Apart from the relatively recent use of motorboats, life along the Nile in Cairo has not changed radically for several thousand years.
Apart from the relatively recent use of motorboats, life along the Nile in Cairo has not changed radically for several thousand years. Its waters have provided a living for fishermen who spend almost 90 percent of their lives in their boats and women and girls have washed laundry on its banks times of the Pharaohs.
The section of the Nile that glides smoothly through Cairo is the most fascinating part of the 4,000-mile(6440-km) river. This VISNEWS film outlines some of the day to day activities on the Nile, showing how a waterway can retain its character despite the modernisation of the surrounding environment.
SYNOPSIS: The Nile -- artery of the Middle East. The river has been a means of transport for merchandise for centuries....tugs and barges carry baled cotton northward, agricultural machinery and vehicles southward. In recent years, the Nile running through Cairo has become a tourist attraction, a river where a way of life unchanged since the times of the Pharaohs still retains its character despite the surrounding modernisation.
The Nile fishermen spend 90 per cent of their lives on their boats, catching the small river fish to sell in the local markets. Their way of life has remained unchanged for centuries. They claim that no degrees of modernisation will affect their working lives...they fish in the same areas, mend their nets in the same way and build their boats in the same style as their predecessors of several thousand years ago.

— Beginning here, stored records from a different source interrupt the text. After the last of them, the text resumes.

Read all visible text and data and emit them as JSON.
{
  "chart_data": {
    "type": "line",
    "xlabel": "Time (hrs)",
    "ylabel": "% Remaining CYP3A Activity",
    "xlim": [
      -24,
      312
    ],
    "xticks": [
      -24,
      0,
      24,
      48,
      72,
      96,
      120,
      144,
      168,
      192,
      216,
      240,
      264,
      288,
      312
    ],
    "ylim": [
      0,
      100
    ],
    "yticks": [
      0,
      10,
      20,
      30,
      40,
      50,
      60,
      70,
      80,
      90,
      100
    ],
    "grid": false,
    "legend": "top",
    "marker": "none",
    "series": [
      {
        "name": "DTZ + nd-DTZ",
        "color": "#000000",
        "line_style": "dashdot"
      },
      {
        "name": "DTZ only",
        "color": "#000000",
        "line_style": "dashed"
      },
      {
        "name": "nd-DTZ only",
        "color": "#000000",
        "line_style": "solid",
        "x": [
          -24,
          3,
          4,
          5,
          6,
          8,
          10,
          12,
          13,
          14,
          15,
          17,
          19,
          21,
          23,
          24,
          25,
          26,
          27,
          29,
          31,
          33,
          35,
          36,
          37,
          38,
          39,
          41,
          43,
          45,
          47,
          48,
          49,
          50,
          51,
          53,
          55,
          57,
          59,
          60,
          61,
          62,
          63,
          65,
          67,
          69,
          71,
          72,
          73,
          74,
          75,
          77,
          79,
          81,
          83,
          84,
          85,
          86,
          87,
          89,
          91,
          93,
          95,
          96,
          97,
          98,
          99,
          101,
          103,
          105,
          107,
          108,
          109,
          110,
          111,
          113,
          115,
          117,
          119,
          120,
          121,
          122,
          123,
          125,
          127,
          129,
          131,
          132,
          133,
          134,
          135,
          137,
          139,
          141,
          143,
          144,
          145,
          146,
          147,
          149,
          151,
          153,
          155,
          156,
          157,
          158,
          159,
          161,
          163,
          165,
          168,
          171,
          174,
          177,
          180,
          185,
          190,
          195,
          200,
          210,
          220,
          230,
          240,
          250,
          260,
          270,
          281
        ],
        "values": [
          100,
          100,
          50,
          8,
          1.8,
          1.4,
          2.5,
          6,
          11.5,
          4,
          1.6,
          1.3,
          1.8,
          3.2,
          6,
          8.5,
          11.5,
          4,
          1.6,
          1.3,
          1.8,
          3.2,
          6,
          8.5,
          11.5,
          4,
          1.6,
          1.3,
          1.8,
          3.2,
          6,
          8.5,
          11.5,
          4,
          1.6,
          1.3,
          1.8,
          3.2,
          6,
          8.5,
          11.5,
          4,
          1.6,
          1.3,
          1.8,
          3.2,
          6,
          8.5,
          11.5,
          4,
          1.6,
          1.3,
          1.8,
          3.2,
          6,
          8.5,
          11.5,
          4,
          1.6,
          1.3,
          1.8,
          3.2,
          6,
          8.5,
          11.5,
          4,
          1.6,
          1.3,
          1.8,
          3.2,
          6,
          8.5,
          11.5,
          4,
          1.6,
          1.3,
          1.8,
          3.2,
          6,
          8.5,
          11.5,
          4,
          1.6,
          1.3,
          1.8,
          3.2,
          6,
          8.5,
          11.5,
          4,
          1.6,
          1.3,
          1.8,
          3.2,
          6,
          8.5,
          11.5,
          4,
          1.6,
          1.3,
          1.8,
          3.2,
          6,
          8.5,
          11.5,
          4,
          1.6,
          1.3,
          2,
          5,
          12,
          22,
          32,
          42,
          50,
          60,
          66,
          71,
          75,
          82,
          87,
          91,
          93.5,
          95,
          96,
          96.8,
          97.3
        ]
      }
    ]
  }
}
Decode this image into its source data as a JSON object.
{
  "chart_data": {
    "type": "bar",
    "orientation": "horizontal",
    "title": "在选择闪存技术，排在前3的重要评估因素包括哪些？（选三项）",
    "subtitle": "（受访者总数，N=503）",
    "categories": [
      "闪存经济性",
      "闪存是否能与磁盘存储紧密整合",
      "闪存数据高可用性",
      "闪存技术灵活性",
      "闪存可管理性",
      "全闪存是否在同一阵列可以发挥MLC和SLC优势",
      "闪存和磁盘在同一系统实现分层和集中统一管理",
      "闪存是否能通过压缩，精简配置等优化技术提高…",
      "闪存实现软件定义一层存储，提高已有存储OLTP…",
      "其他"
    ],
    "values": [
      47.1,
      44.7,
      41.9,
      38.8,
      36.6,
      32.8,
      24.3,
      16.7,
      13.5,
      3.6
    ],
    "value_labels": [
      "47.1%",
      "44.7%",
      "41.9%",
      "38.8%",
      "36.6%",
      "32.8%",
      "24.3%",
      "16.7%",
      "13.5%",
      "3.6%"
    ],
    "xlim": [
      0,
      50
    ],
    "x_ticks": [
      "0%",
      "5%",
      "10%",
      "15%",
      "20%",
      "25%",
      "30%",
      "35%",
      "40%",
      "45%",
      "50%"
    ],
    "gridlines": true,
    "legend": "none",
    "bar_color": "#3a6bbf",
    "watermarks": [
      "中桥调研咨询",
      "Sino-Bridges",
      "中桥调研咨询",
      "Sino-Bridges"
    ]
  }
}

Much of Cairo's population depends entirely on the waterway for its living. Labourers hire themselves out by the day, carrying cargoes -- in this case stones for some roadside repairs -- or doing repair work on boats and nets.
Women and girls have used the river to wash clothes since the beginning of Egyptian civilization. The river serves as a social gathering point for the women...after thousands of years, they feel no need to change their ways.
In the small river villages on the Nile, the street traders sell their ancient crafts regardless of the mass production factories only a few miles away. While some say they would obviously prefer the higher wages of the factories and the rise in living standards, others claim what was good enough for their ancestors is good enough for them.
With Egypt's increasing programme of development, some feel that the character of the Nile will be swamped with modern services. But a river that has dictated a way of life for thousands of years, they claim, can adapt to the times.